Now replace "Roche" with "Majima" and every other proper noun with its Yakuza parallel and my words will stand 100% true.
It'd be quite the stretch to say Cloud and Kiryu are the same--Cloud was his own character well before Kiryu was conceptualized. Though, now with Cloud further developed in FF7 Remake, they do share similar traits and paths. They reluctantly do things to help people, find themselves in ridiculous predicaments, and beat the shit out of comical goons. Although Kiryu often has a bit of wisdom to impart on those he beats down or helps out, Cloud kind of becomes the town hero, too, whether he likes it or not. In side-quests, he helps kids find their cats, plays along with their shticks, lends a hand to the Sector 5 orphanage, and begrudgingly assists other adults on their indulgent pursuits, all while keeping a straight face.
Even in FF7 Remake's combat sequences, there's an unmistakable feeling in how some of its biggest fights use intense cinematic cuts to transition between phases of the battle. Quick cutscenes that seamlessly go to and from gameplay display environmental destruction, enemies going into new phases, and your own characters stylishly taking action and gathering themselves before handing back the controls, UI elements intact and all. None of this is to say that Square Enix pulled from Ryu ga Gotoku Studio's games, because these techniques are in no way exclusive to Yakuza.
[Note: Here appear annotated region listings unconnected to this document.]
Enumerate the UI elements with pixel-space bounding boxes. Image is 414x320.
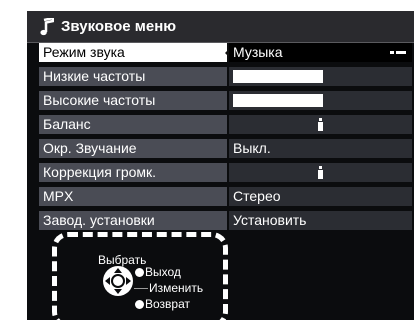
- menu-row-mpx[interactable]: MPX Стерео: [39, 187, 412, 206]
- mpx-label: MPX: [39, 187, 227, 206]
- menu-row-bass[interactable]: Низкие частоты: [39, 67, 412, 86]
- sound-mode-label: Режим звука: [39, 43, 227, 62]
- surround-value[interactable]: Выкл.: [229, 139, 412, 158]
- menu-title: Звуковое меню: [61, 18, 177, 35]
- bullet-icon: [135, 268, 144, 277]
- balance-value[interactable]: [229, 115, 412, 134]
- bullet-icon: [135, 300, 144, 309]
- navigation-pad-icon: [103, 266, 133, 296]
- help-exit-label: Выход: [145, 265, 181, 279]
- menu-row-balance[interactable]: Баланс: [39, 115, 412, 134]
- bass-label: Низкие частоты: [39, 67, 227, 86]
- factory-reset-label: Завод. установки: [39, 211, 227, 230]
- treble-label: Высокие частоты: [39, 91, 227, 110]
- bass-value[interactable]: [229, 67, 412, 86]
- menu-row-loudness[interactable]: Коррекция громк.: [39, 163, 412, 182]
- menu-row-surround[interactable]: Окр. Звучание Выкл.: [39, 139, 412, 158]
- mpx-value[interactable]: Стерео: [229, 187, 412, 206]
- treble-value[interactable]: [229, 91, 412, 110]
- surround-label: Окр. Звучание: [39, 139, 227, 158]
- treble-level-fill: [233, 94, 323, 107]
- right-arrow-icon: [390, 51, 406, 54]
- help-back-label: Возврат: [145, 297, 190, 311]
- change-connector-line: [134, 288, 148, 289]
- bass-level-fill: [233, 70, 323, 83]
- treble-level-bar: [233, 94, 323, 107]
- loudness-position-marker: [318, 166, 323, 179]
- menu-row-sound-mode[interactable]: Режим звука Музыка: [39, 43, 412, 62]
- bass-level-bar: [233, 70, 323, 83]
- factory-reset-value[interactable]: Установить: [229, 211, 412, 230]
- loudness-value[interactable]: [229, 163, 412, 182]
- menu-row-factory-reset[interactable]: Завод. установки Установить: [39, 211, 412, 230]
- balance-position-marker: [318, 118, 323, 131]
- loudness-label: Коррекция громк.: [39, 163, 227, 182]
- music-note-icon: [40, 18, 54, 36]
- menu-row-treble[interactable]: Высокие частоты: [39, 91, 412, 110]
- sound-mode-value[interactable]: Музыка: [229, 43, 412, 62]
- balance-label: Баланс: [39, 115, 227, 134]
- menu-title-bar: Звуковое меню: [27, 11, 414, 43]
- help-change-label: Изменить: [149, 281, 204, 295]
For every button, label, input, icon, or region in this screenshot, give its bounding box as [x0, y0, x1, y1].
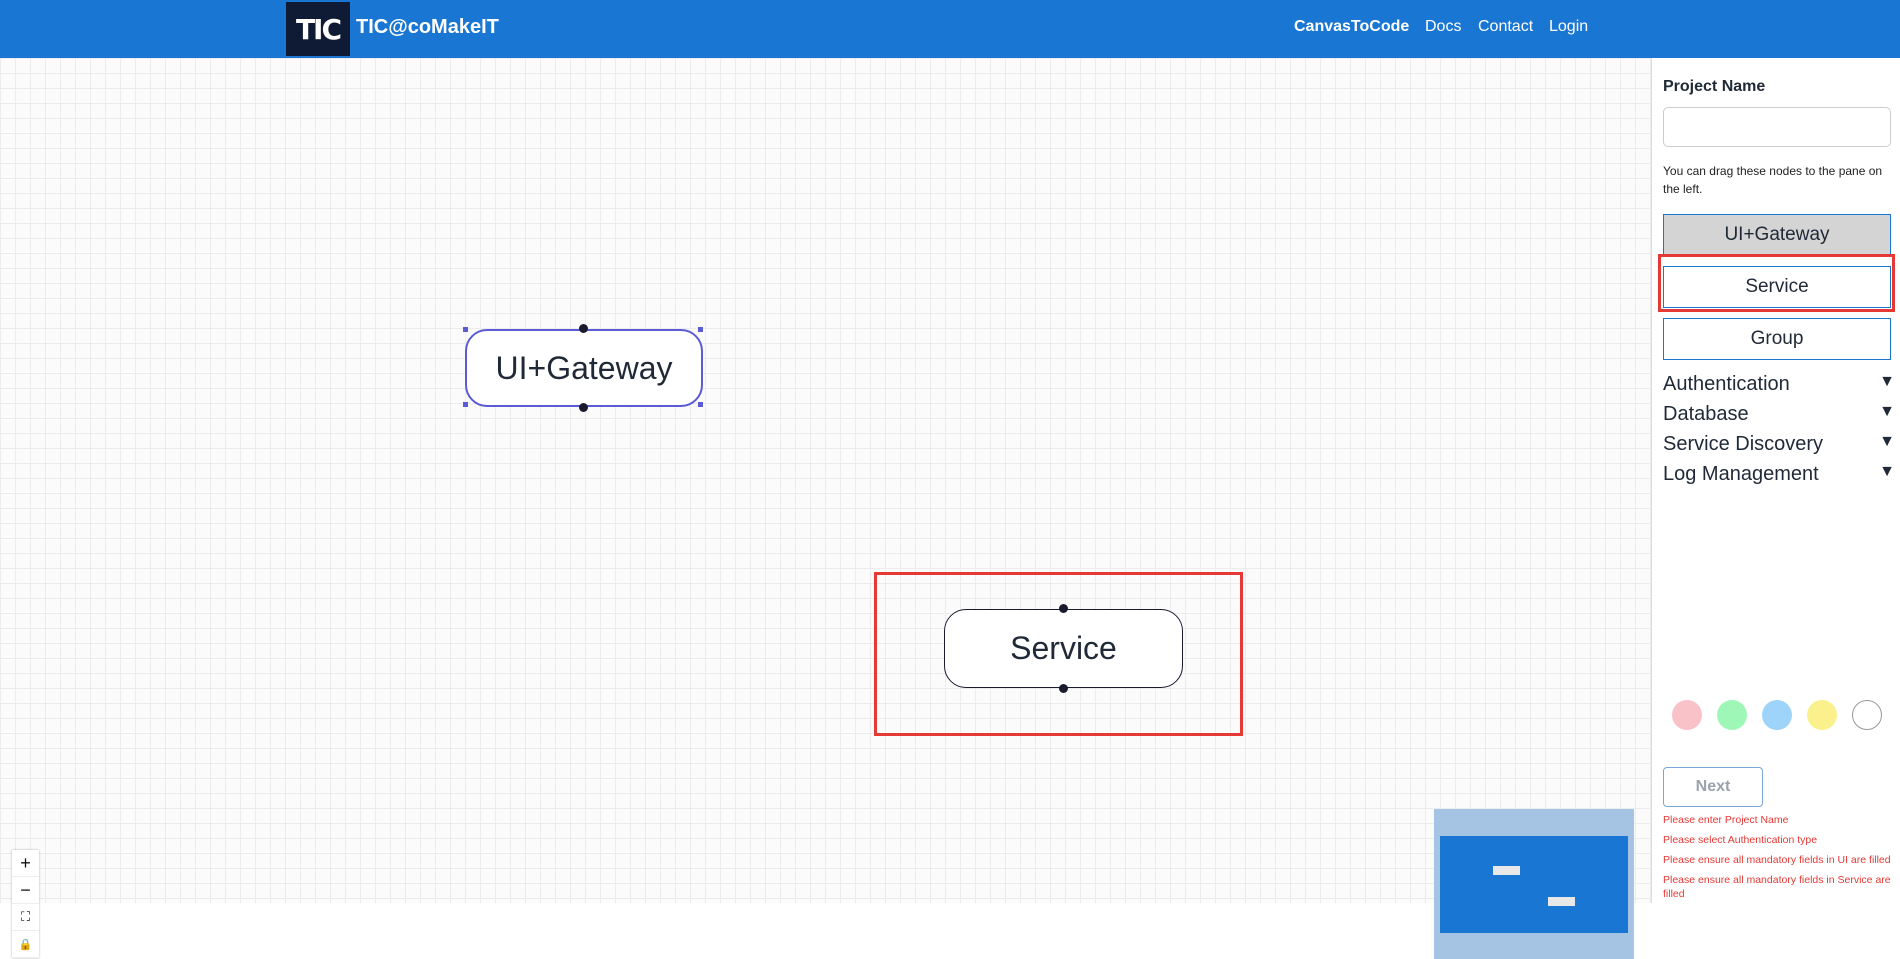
- project-name-input[interactable]: [1663, 107, 1891, 147]
- nav-docs[interactable]: Docs: [1425, 18, 1461, 36]
- color-swatch-white[interactable]: [1852, 700, 1882, 730]
- triangle-down-icon: ▼: [1879, 403, 1895, 420]
- triangle-down-icon: ▼: [1879, 373, 1895, 390]
- nav-login[interactable]: Login: [1549, 18, 1588, 36]
- color-swatch-pink[interactable]: [1672, 700, 1702, 730]
- top-navbar: TIC TIC@coMakeIT CanvasToCode Docs Conta…: [0, 0, 1900, 58]
- minimap-node: [1493, 866, 1520, 875]
- color-swatch-yellow[interactable]: [1807, 700, 1837, 730]
- accordion-label: Authentication: [1663, 373, 1790, 395]
- color-swatch-blue[interactable]: [1762, 700, 1792, 730]
- zoom-out-button[interactable]: −: [12, 877, 39, 904]
- logo-text: TIC: [295, 12, 342, 46]
- error-message: Please ensure all mandatory fields in UI…: [1663, 854, 1891, 866]
- triangle-down-icon: ▼: [1879, 433, 1895, 450]
- resize-corner[interactable]: [463, 402, 468, 407]
- nav-contact[interactable]: Contact: [1478, 18, 1533, 36]
- minimap[interactable]: [1434, 809, 1634, 959]
- node-top-handle[interactable]: [579, 324, 588, 333]
- canvas-controls: + − ⛶ 🔒: [12, 850, 39, 958]
- error-message: Please enter Project Name: [1663, 814, 1789, 826]
- triangle-down-icon: ▼: [1879, 463, 1895, 480]
- accordion-label: Log Management: [1663, 463, 1819, 485]
- accordion-log-management[interactable]: Log Management ▼: [1663, 463, 1895, 486]
- color-swatch-green[interactable]: [1717, 700, 1747, 730]
- accordion-label: Service Discovery: [1663, 433, 1824, 455]
- accordion-database[interactable]: Database ▼: [1663, 403, 1895, 426]
- resize-corner[interactable]: [698, 327, 703, 332]
- accordion-label: Database: [1663, 403, 1749, 425]
- resize-corner[interactable]: [463, 327, 468, 332]
- highlight-box: [874, 572, 1243, 736]
- error-message: Please ensure all mandatory fields in Se…: [1663, 874, 1891, 900]
- accordion-service-discovery[interactable]: Service Discovery ▼: [1663, 433, 1895, 456]
- project-name-label: Project Name: [1663, 78, 1766, 95]
- highlight-box: [1658, 254, 1895, 312]
- node-bottom-handle[interactable]: [579, 403, 588, 412]
- resize-corner[interactable]: [698, 402, 703, 407]
- zoom-in-button[interactable]: +: [12, 850, 39, 877]
- minimap-viewport[interactable]: [1440, 836, 1628, 933]
- nav-canvastocode[interactable]: CanvasToCode: [1294, 18, 1409, 36]
- error-message: Please select Authentication type: [1663, 834, 1818, 846]
- flow-canvas[interactable]: UI+Gateway Service + − ⛶ 🔒: [0, 58, 1651, 959]
- drag-node-group[interactable]: Group: [1663, 318, 1891, 360]
- sidebar: Project Name You can drag these nodes to…: [1651, 58, 1900, 903]
- node-label: UI+Gateway: [495, 349, 673, 386]
- accordion-authentication[interactable]: Authentication ▼: [1663, 373, 1895, 396]
- tic-logo[interactable]: TIC: [286, 2, 350, 56]
- canvas-node-ui-gateway[interactable]: UI+Gateway: [465, 329, 703, 407]
- brand-name[interactable]: TIC@coMakeIT: [356, 16, 499, 39]
- drag-hint: You can drag these nodes to the pane on …: [1663, 164, 1883, 196]
- fit-view-button[interactable]: ⛶: [12, 904, 39, 931]
- next-button[interactable]: Next: [1663, 767, 1763, 807]
- lock-button[interactable]: 🔒: [12, 931, 39, 958]
- minimap-node: [1548, 897, 1575, 906]
- drag-node-ui-gateway[interactable]: UI+Gateway: [1663, 214, 1891, 256]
But as someone who loves both games and franchises, I'm absolutely delighted that they evoke the same invigorating sensibilities during their most thrilling moments, drawing me into their completely different causes with a bombast and personality I can get behind.
FF7 Remake doesn't lose sight of its source material or the overarching message it's trying to send through its main story, even through all its flair and additions to flesh out Midgar. Like Yakuza, it flips the script on what seems to be out of place, and embraces the absurdity to pull you in and breathe richer life into its characters and the world around them. If you like FF7 Remake and haven't played Yakuza, or vice versa, this is me selling you on doing so.